Welivesecurity พบกับผู้เชี่ยวชาญด้านความปลอดภัยและตัวแทนของ ESET คุณ Tony Anscombe พูดคุยเกี่ยวกับงาน RSA ปี 2018 ว่าเขาคาดหวังอะไรกับงานนี้บ้าง
WeLiveSecurity: Are you looking forward to RSA this year?
Tony: This is my 20th year attending RSA. It’s one of my favorite conferences as it’s a gathering of the entire global security community in one of the world’s most innovative technology locations!
WLS: What will you be up to this year at the show? Anything people can join in on?
Tony: I am going to be busy. On Tuesday (4/17) at 11:30 a.m., I’ll be appearing on RSAC TV talking about “Hype or Myth: Smart Home Security,” talking about the security and privacy challenges of IoT devices in smart homes. On Friday (4/20) at 11:30 a.m., I am giving a talk called “Is Malware the New Weapon of Mass Destruction?” which looks at malware and nation-state attacks…and a little bit about attribution. I examine whether we’re doing enough to stop these attacks and how this changes our view of security.
I’ll also be speaking with press and analysts onsite about ESET’s commitment to security and privacy, especially for the enterprise, and some announcements we have coming at the show…which you will have to stay tuned for.
WLS: There’s a lot going on right now in security and privacy. Of all the topics you could present on at the show, why are you passionate about nation-state attacks?
Tony: Over the last year there has been a number of major incidents and issues, from “WannaCry” [ESET detects this as Win32/Filecoder.WannaCryptor.C, or less formally as “WannaCryptor.C” — Ed.] all the way through the more recent Meltdown and Spectre vulnerabilities. When infrastructure such as health services are taken offline and nation-states start blaming each other, it’s important to examine the facts to see if this is a war of words or if malware really is being turned into a weapon.
WLS: And on the IoT topic and the “smart home,” what do you see as the security or privacy challenges there? What can people learn about at your talk? (without giving too much away of course…)
Tony: We started a project at the end of 2017 to see if a regular person could venture into the world of having a very basic smart home without worrying about the risk to security or privacy.
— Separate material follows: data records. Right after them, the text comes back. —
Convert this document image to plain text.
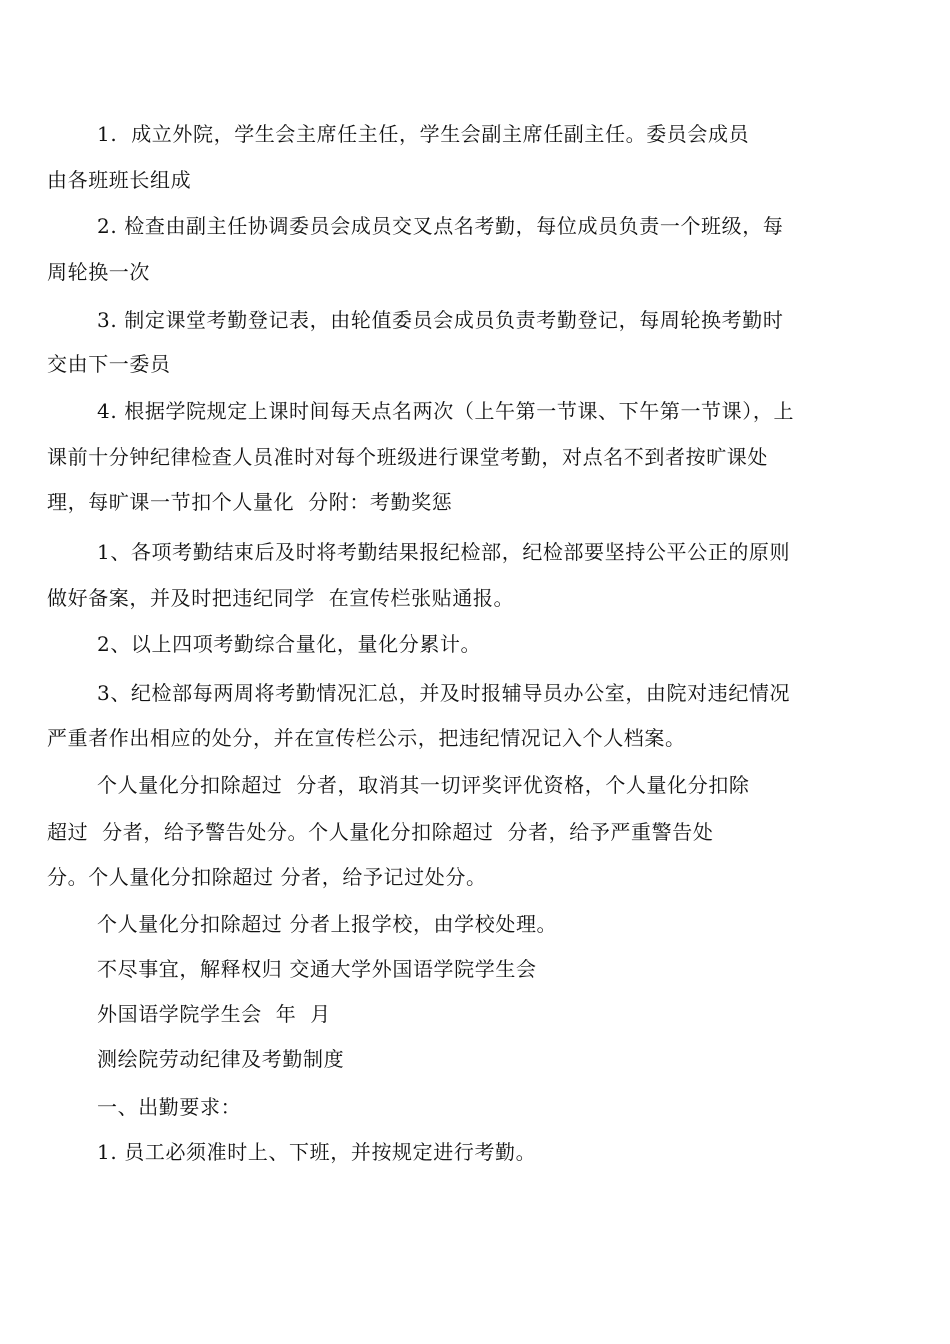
1.  成立外院，学生会主席任主任，学生会副主席任副主任。委员会成员
由各班班长组成
2. 检查由副主任协调委员会成员交叉点名考勤，每位成员负责一个班级，每
周轮换一次
3. 制定课堂考勤登记表，由轮值委员会成员负责考勤登记，每周轮换考勤时
交由下一委员
4. 根据学院规定上课时间每天点名两次（上午第一节课、下午第一节课），上
课前十分钟纪律检查人员准时对每个班级进行课堂考勤，对点名不到者按旷课处
理，每旷课一节扣个人量化  分附：考勤奖惩
1、各项考勤结束后及时将考勤结果报纪检部，纪检部要坚持公平公正的原则
做好备案，并及时把违纪同学  在宣传栏张贴通报。
2、以上四项考勤综合量化，量化分累计。
3、纪检部每两周将考勤情况汇总，并及时报辅导员办公室，由院对违纪情况
严重者作出相应的处分，并在宣传栏公示，把违纪情况记入个人档案。
个人量化分扣除超过  分者，取消其一切评奖评优资格，个人量化分扣除
超过  分者，给予警告处分。个人量化分扣除超过  分者，给予严重警告处
分。个人量化分扣除超过 分者，给予记过处分。
个人量化分扣除超过 分者上报学校，由学校处理。
不尽事宜，解释权归 交通大学外国语学院学生会
外国语学院学生会  年  月
测绘院劳动纪律及考勤制度
一、出勤要求：
1. 员工必须准时上、下班，并按规定进行考勤。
Taking 12 IoT devices, we looked to see if there were weaknesses or vulnerabilities and what the privacy implications may be, both individually and when you look at them holistically.
WLS: Looking at the general landscape of cybersecurity and privacy, what in your view has changed since last year’s RSA?
Tony: 2018 must be the year of privacy. With the European Union’s General Data Protection Regulation (GDPR) coming into effect in May, we are sure to see some major changes in the way our data is handled, especially in Europe. There has been a lot of preparation by companies, both in Europe and around the globe, to prepare for the changes. In contrast, the US has backed away from limiting ISP data collection and taken a different path. It will be interesting to see how these two views can coexist.
I have also been watching the cryptocurrency rush, the speculators and fund managers driving prices up and down. What does this have to do with security? Actually a lot; digital currency is the de facto payment method for cybercriminals who want to remain anonymous. We are starting to see some governments and regulators talking about bringing crypto currency in from the cold and making it accountable in the same way other financial markets are. This could change the way cybercriminals are funded, potentially ceasing some of the potential methods they currently use to make money.
WLS: Outside of ESET’s activities at RSA, are you looking forward to any topics or speakers in particular?
Tony: As always there is a great lineup of keynote speakers, from Microsoft’s Brad Smith all the way to Monica Lewinsky. I am particularly interested to hear Ms. Lewinsky speak on the experiences of online harassment and how we need to create a safer social media environment, especially for the next generation.